А вот пахари – народ простой, обиделись: теперь за зерно не выручишь, куда его девать? Да ещё Магистрат не придумал ничего лучше, чем поднять налоги на ячмень и снизить на рис и пшеницу. Не могли дождаться, пока распродадутся старые запасы? Лишнего мюнце восхотели, хапуги?

Стоят, пахари, ропщут, ждут первого плевка в сторону тихомировцев. Тогда пощады не жди – разорвут. Глашатай спрятался в Магистрате – ждал бойню, после которой можно будет зачитать притихшим горожанам указ Магистрата о… как же её? Компенсации! Часть прибыли с пива Змеево племя решило отдать крестьянам, но этот указ нужно прочитать в своё время – сразу после побоища. Чтобы обиженные решили, что это – их, пусть небольшая, но – победа.

Короткое древко намокло от пота, скользит. Мечислав по очереди вытер руки о штаны, шмыгнул носом. Лишь бы брат успел. Не зря же Ульрих определил Тверда в пращники – глаз зоркий, бросок меткий, почти сразу стал десятником, хоть в подчинении у него теперь ученики и постарше есть. И на год, и на два, даже те, кто уже лук осваивать начал.

Но сегодня убивать не велено, только колотить, потому и пращи с древками.

– Чего вылупился, щенок? – грузный бородатый крестьянин, с пяти шагов разящий перегаром, показал кулак Мечиславу. – Усмехается он. Ждёшь лёгкой драки?

Ага, сейчас заговорю, жди. Ляпнешь слово не к месту, поймут неправильно, начнётся свалка – полетят клочки по закоулочкам.

В разношерстной толпе мелькнуло знакомое лицо. Или показалось? Они все сейчас знакомые, всех видал на улицах да в кабаках. Да некоторых ещё и в борделях, куда друзья-гильдейцы затащили пару раз. Брата не взяли, мал ещё, обещали на следующий год. Мал… вон плечи какие, не всякому кузнецу впору. Боги, о чём думаешь, Мечислав? Вспомнил Марту-искусницу? Скорее бы уже началось.

Дикий свист раздался за спинами недовольных крестьян. Вот и славно, Твердовы ребята перекрыли последнюю улицу.

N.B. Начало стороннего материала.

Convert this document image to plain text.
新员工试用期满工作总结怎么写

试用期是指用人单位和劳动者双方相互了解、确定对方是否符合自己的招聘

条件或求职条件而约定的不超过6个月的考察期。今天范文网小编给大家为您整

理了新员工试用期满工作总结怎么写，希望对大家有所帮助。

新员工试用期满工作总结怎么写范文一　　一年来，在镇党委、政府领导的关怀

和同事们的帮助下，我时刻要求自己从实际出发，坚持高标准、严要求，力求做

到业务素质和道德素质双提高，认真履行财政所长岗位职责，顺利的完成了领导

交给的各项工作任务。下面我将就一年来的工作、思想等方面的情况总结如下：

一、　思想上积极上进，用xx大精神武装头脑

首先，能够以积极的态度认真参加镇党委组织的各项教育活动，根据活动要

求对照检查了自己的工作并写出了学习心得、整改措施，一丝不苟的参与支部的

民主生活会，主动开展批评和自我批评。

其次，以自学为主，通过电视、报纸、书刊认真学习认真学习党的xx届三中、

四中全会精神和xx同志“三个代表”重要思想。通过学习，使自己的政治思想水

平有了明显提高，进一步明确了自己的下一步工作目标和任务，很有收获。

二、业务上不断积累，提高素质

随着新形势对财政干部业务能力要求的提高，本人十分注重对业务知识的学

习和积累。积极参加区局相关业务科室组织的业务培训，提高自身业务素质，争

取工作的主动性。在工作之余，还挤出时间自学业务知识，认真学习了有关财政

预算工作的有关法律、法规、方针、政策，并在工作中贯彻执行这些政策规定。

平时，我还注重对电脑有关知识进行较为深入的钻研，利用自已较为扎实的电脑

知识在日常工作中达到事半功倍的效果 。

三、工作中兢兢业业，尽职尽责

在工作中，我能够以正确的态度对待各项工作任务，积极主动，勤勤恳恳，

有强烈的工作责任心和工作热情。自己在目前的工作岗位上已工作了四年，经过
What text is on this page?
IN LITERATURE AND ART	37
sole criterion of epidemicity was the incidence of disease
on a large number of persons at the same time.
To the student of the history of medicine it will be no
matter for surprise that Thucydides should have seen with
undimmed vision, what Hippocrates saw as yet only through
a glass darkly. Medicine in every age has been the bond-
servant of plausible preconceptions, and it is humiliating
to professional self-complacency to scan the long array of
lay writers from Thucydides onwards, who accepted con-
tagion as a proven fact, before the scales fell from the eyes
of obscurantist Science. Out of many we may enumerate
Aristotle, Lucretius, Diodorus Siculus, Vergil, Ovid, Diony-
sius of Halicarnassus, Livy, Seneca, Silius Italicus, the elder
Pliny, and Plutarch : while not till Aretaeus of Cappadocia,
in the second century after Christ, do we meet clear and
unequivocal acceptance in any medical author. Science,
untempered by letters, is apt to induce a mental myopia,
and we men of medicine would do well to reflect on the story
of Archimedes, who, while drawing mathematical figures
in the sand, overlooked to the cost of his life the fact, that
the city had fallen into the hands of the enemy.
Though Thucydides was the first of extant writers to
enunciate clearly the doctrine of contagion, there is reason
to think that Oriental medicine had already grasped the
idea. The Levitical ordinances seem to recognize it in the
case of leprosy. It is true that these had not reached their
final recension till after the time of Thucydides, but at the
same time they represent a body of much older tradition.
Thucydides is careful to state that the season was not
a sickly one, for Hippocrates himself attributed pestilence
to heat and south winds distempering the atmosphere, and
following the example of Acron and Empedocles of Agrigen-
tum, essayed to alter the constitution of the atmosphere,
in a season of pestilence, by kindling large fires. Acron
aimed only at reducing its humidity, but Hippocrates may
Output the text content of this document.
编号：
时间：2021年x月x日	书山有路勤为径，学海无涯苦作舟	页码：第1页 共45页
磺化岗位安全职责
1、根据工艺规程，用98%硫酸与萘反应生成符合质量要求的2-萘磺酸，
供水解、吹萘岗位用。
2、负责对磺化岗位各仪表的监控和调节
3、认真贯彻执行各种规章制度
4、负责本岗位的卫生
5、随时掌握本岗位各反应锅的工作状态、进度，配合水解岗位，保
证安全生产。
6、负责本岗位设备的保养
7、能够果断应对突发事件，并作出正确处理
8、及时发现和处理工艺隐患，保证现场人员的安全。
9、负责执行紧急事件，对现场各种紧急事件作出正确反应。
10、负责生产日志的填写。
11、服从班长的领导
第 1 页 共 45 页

– Копья к бою! – ломающимся голосом крикнул пятидесятник. Хоть в руках и не копья, да в настоящем бою команда не изменится.

Толпа возмущённо зарычала, начала недовольно разворачиваться. Видать, первый залп камней достиг спин бунтарей.

– Вперёд!

Зря думают, что задние копейщики меняются с передними, когда те устанут. То есть, и так, конечно, бывает. В настоящем бою доспешные устают быстрее. А сейчас, при разгоне мужичья, задние передают древки взамен поломаных о спины и плечи неповоротливого противника.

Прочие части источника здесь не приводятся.